You may have arrived here via a direct link to a specific post. To see the most recent posts, click HERE.

Tuesday, May 12, 2009

RCMP were poorly prepared to deal with riled Dziekanski: psychologist

May 12, 2009
CBC News

An expert report written by a police psychologist says an inappropriate level of force was used on Polish immigrant Robert Dziekanski the night he was stunned by a Taser at Vancouver airport in 2007.

Mike Webster, who was hired by the inquiry looking into Dziekanski's death, testified Tuesday that the four RCMP officers called to the airport's international arrivals lounge did not have an adequate plan to deal with the agitated man.

Dziekanski died on the airport floor after police discharged a Taser stun gun on him five times. The four Mounties had been sent to the scene in response to reports Dziekanski was throwing furniture and acting out. Within seconds of their arrival, they used the Taser.

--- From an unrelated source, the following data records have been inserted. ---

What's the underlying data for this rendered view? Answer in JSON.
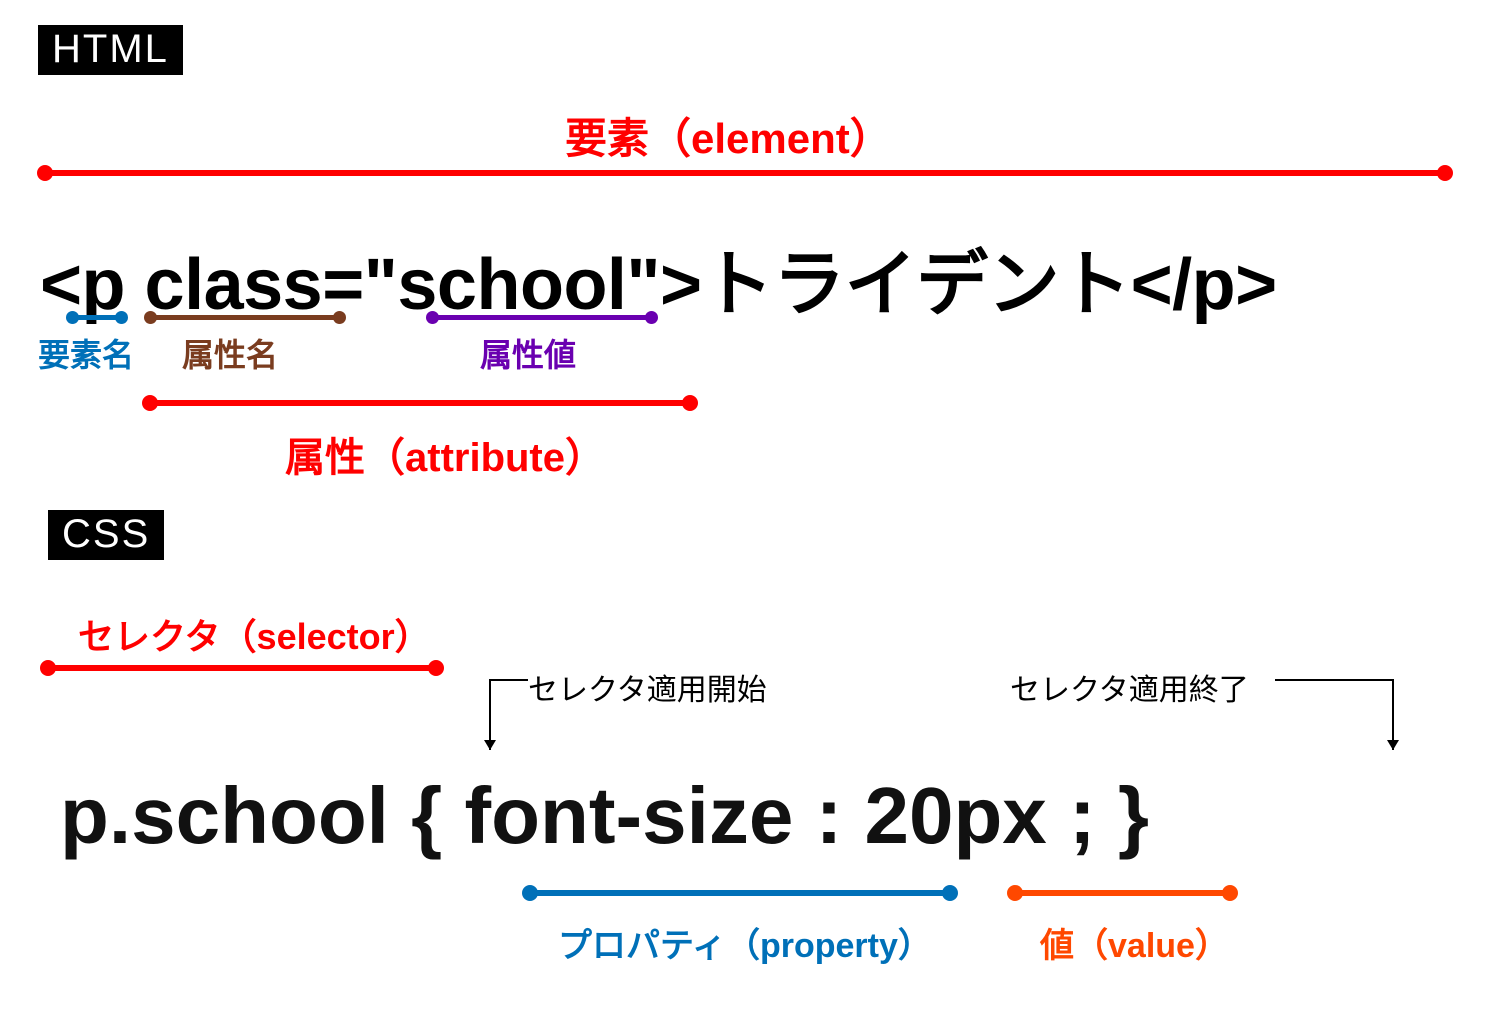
{
  "badges": {
    "html": "HTML",
    "css": "CSS"
  },
  "html_code": "<p class=\"school\">トライデント</p>",
  "css_code": "p.school { font-size : 20px ; }",
  "labels": {
    "element": "要素（element）",
    "element_name": "要素名",
    "attr_name": "属性名",
    "attr_value": "属性値",
    "attribute": "属性（attribute）",
    "selector": "セレクタ（selector）",
    "selector_start": "セレクタ適用開始",
    "selector_end": "セレクタ適用終了",
    "property": "プロパティ（property）",
    "value": "値（value）"
  }
}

Webster argued that a plan could have been devised by the Mounties to dispatch an officer to the customs hall, where Dziekanski had been throwing furniture, while another officer could have evacuated the public from the area.

Were such a plan implemented, Webster said, "the 'contact' member could take his time to communicate with a hyper-aroused subject."

Webster also contested police testimony that Dziekanski posed a significant danger to the officers. The officers should have known that the Polish man's unresponsiveness to their orders was due to his disrupted cognition, Webster said.

"They would have been told that a highly aroused person does not process instructions well, doesn't use good judgment and is not a good problem solver," he told the inquiry.

Police testified earlier that Dziekanski — who spoke no English — was initially peaceful, but after being ordered to a nearby counter, he picked up a stapler and turned to face the officers, squeezing staples onto the floor.

According to Webster, it would have been difficult for Dziekanski to respond to their instructions to drop the stapler in the state he was in.

The provincial inquiry was called in the wake of Dziekanski's death and is being overseen by Thomas Braidwood, a retired B.C. Court of Appeal justice. Braidwood will make recommendations to prevent similar incidents, and he could make findings of misconduct against the officers or anyone else involved.